We evaluated the effect of chicory (Cichorium intybus L.) seed extract (CI) on hepatic steatosis caused by early and late stage diabetes in rats (in vivo), and induced in HepG2 cells (in vitro) by BSA-oleic acid complex (OA). Different dosages of CI (1.25, 2.5 and 5 mg/ml) were applied along with OA (1 mM) to HepG2 cells, simultaneously and non-simultaneously; and without OA to ordinary non-steatotic cells. Cellular lipid accumulation and glycerol release, and hepatic triglyceride (TG) content were measured. The expression levels of sterol regulatory element-binding protein-1c (SREBP-1c) and peroxisome proliferator-activated receptor alpha (PPARα) were determined. Liver samples were stained with hematoxylin and eosin (H&E).

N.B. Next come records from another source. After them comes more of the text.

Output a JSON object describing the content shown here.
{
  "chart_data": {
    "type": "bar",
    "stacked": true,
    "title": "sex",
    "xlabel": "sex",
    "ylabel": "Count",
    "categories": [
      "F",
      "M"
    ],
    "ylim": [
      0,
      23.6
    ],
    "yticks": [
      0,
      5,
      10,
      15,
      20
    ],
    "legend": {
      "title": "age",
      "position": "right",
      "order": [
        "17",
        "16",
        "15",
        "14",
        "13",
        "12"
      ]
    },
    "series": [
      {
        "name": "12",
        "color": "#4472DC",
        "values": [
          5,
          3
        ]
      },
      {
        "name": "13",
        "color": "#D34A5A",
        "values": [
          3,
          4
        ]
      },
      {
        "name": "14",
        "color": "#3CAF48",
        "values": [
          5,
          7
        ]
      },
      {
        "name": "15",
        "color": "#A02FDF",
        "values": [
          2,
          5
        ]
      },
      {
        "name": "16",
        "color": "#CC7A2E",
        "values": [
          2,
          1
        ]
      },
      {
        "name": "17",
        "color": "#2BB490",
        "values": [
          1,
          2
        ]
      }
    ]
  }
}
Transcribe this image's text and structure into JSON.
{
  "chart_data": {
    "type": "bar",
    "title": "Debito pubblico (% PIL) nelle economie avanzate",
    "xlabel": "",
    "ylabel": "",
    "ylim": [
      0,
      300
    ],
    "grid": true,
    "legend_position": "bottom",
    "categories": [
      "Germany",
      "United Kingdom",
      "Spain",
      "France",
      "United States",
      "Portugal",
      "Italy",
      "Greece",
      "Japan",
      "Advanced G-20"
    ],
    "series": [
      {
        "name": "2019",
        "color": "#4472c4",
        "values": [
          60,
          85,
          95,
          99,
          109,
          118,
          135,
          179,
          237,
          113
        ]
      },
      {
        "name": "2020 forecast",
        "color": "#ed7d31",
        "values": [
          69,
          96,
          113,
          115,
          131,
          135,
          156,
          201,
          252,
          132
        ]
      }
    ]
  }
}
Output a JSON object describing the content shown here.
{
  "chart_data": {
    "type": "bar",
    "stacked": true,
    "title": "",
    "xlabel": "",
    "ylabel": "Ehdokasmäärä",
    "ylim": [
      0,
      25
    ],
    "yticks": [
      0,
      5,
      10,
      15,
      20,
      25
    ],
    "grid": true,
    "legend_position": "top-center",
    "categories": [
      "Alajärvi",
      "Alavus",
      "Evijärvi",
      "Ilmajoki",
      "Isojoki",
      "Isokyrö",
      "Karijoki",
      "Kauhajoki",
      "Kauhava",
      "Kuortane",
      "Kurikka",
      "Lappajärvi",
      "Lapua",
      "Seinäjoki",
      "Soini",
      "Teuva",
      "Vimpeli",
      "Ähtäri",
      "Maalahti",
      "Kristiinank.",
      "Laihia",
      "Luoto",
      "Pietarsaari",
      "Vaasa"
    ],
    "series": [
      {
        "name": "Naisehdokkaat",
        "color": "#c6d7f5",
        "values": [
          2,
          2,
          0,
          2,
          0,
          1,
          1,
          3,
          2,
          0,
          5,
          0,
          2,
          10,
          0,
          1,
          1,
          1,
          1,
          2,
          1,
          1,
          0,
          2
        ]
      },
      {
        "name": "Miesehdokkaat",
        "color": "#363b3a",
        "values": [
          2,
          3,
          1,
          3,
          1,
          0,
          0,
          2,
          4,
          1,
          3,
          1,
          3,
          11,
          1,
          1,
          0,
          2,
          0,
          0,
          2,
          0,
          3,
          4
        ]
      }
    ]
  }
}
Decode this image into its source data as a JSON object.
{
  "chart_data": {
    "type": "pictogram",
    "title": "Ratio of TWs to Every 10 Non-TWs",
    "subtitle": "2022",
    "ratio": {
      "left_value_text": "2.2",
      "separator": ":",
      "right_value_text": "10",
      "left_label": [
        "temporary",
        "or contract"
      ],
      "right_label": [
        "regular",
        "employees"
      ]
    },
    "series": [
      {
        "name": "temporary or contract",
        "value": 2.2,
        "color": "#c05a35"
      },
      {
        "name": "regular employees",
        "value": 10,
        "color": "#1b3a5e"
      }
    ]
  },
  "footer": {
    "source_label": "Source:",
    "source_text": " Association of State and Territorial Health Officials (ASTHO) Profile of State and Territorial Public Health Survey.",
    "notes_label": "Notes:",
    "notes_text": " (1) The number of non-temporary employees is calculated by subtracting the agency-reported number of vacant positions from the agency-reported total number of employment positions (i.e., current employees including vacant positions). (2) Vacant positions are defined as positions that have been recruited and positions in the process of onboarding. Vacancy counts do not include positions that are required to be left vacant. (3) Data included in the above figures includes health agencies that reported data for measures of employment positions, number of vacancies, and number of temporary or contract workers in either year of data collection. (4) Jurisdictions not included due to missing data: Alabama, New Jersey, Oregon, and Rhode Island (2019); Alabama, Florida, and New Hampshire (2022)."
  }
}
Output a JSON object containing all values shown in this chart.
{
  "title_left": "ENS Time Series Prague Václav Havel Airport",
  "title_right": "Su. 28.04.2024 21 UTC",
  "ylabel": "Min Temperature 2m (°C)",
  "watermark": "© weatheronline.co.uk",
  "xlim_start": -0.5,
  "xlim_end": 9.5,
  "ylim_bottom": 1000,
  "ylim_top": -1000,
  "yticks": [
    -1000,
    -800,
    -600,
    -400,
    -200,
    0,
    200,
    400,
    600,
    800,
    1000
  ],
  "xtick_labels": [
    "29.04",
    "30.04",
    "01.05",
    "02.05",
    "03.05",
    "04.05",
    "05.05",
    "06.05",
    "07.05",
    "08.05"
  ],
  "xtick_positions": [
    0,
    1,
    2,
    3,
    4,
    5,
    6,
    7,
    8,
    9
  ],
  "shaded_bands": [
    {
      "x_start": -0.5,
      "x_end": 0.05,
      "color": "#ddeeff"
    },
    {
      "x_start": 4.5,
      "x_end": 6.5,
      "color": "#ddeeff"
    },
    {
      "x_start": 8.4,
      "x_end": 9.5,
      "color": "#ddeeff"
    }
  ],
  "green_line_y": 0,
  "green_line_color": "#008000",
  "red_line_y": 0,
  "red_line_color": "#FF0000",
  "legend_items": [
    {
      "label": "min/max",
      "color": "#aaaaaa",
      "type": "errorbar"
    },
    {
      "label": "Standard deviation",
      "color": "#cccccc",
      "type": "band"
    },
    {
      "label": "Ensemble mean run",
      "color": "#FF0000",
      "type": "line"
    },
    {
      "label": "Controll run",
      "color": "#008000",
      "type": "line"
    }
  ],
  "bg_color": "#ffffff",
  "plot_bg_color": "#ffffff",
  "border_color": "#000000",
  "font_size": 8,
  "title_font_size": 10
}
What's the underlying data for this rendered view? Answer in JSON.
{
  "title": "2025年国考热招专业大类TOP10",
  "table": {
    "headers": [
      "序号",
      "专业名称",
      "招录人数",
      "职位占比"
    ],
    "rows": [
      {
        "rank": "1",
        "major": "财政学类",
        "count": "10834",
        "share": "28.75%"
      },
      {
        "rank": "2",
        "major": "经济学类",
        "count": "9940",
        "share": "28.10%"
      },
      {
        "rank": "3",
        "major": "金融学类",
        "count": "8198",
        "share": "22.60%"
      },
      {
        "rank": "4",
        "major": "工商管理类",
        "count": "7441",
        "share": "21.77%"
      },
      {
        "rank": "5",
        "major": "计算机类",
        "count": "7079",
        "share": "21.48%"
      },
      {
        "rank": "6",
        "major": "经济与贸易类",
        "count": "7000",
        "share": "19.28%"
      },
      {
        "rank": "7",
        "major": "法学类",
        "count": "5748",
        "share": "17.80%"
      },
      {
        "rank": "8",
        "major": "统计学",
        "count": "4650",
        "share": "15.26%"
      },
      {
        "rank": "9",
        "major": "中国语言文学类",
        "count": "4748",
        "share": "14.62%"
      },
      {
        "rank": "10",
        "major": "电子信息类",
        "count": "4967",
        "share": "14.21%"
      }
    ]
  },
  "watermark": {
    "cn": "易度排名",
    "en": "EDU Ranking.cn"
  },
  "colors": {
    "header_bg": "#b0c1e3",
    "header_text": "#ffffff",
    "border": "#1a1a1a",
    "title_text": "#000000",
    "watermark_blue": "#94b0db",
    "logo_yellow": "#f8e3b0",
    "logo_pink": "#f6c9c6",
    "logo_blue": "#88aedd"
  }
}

Significant histological damage (steatosis-inflammation-fibrosis) to the cells and tissues and down-regulation of SREBP-1c and PPARα genes that followed steatosis induction were prevented by CI in simultaneous treatment. In non-simultaneous treatment, CI up-regulated the expression of both genes and restored the normal levels of the corresponding proteins; with a greater stimulating effect on PPARα, CI acted as a PPARα agonist. CI released glycerol from HepG2 cells, and targeted the first and the second hit phases of hepatic steatosis. A preliminary attempt to characterize CI showed caffeic acid, chlorogenic acid, and chicoric acid, among the constituents.